Temozolomide — an oral chemotherapy treatment — may be partially effective for Cushing’s disease patients with aggressive pituitary tumors that do not respond to conventional therapies, a case report suggests.
However, despite initial tumor stabilization with temozolomide treatment, the patient described in the case report died shortly thereafter, indicating a need for further research before temozolomide is established as a first-line therapy for these patients.
The report, “Temozolomide therapy for aggressive pituitary Crooke’s cell corticotropinoma causing Cushing’s Disease — a case report with literature review,” was published in the journal Endokrynologia Polska.
Cushing’s disease is often caused by a tumor in the pituitary gland that secretes high levels of adrenocorticotropic hormone (ACTH). ACTH leads to high levels of cortisol, which causes Cushing’s disease.

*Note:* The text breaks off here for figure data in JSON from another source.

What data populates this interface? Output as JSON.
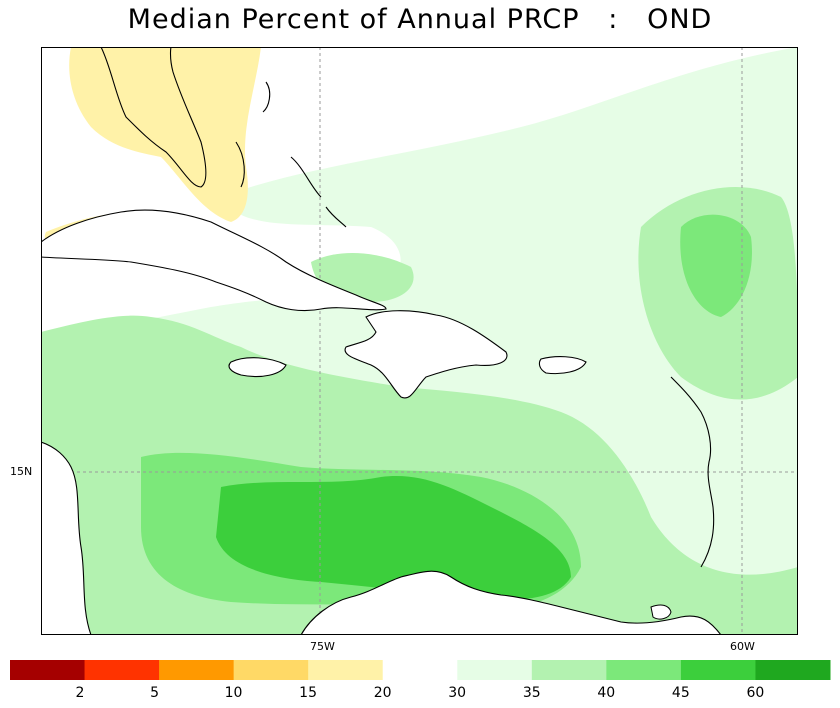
{
  "title": "Median Percent of Annual PRCP   :   OND",
  "axes": {
    "lon_labels": [
      "75W",
      "60W"
    ],
    "lat_labels": [
      "15N"
    ]
  },
  "legend": {
    "colors": [
      "#a50000",
      "#ff3300",
      "#ff9900",
      "#ffd966",
      "#fff2a8",
      "#ffffff",
      "#e6fde6",
      "#b3f2b0",
      "#7ce87a",
      "#3ccf3c",
      "#1fa81f"
    ],
    "labels": [
      "2",
      "5",
      "10",
      "15",
      "20",
      "30",
      "35",
      "40",
      "45",
      "60"
    ]
  },
  "palette": {
    "yellow_20": "#fff2a8",
    "green_35": "#e6fde6",
    "green_40": "#b3f2b0",
    "green_45": "#7ce87a",
    "green_60": "#3ccf3c",
    "land_outline": "#000000",
    "border": "#999999"
  }
}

While some pituitary tumors grow slowly and remain silent for a long time, some are characterized by rapid and aggressive growth. These fast-growing tumors are usually invasive macroadenomas, or tumors larger than 10 mm, that are highly resistant to therapy.
First-line treatment for a patient with a macroadenoma is neurosurgery to remove the tumor, followed by radiotherapy and pharmacological therapy. However, there is increasing evidence that temozolomide should be considered as first-line therapy.
Researchers in Poland present the case of a 61-year-old man with ACTH-dependent Cushing’s disease caused by a corticotropinoma and treated with temozolomide. Corticotropinoma refers to a type of pituitary adenoma that secretes high levels of ACTH and is highly invasive, has high rates of recurrence, and is resistant to standard therapy.
The patient had classic signs and symptoms of severe hypercortisolism, or excess cortisol in the blood. Laboratory testing showed high levels of ACTH and cortisol, confirming a diagnosis of Cushing’s disease.
Using magnetic resonance imaging (MRI), physicians discovered a tumor in the pituitary gland. The patient then underwent transsphenoidal surgery, a type of surgery performed through the nose to remove pituitary tumors.
The patient, however, continued to display symptoms of severe hypercortisolism and underwent a bilateral adrenalectomy — the removal of both adrenal glands.
Despite the surgery, the tumor continued to grow, causing physicians to conduct another three transsphenoidal surgeries and repeated radiotherapy. Additionally, the patient was continuously treated with ketoconazole for Cushing’s disease symptoms. Unfortunately, his clinical status continued to worsen.
This led physicians to start treatment with temozolomide based on evidence from prior published studies. The patient underwent nine cycles of the treatment.
Amazingly, physicians observed an improvement in both the clinical domain (fewer headaches and improved vision) as well as the biochemical domain (a decrease in the levels of cortisol and ACTH).
Unfortunately, temozolomide treatment did not shrink the tumor. In fact, there was a sudden increase in the size of the tumor after the ninth cycle of temozolomide, leading to treatment discontinuation.
After stopping the treatment, the patient’s condition continued to worsen until he eventually died, likely due to the compression of an important area of the brain caused by the size of the tumor.
Contrary to what is published in literature, results of this case show that temozolomide treatment is associated with a partial response at first, followed by the tumor’s sudden progression.
The investigators suggest that this discrepancy is likely due to the fact that physicians mostly report positive results, with few reporting negative results.
Therefore, before establishing temozolomide as a first-line therapy, “further research on the factors of responsiveness and on novel methods to extend the duration of the effect of TMZ [temozolomide] should be carried out,” the researchers conclude.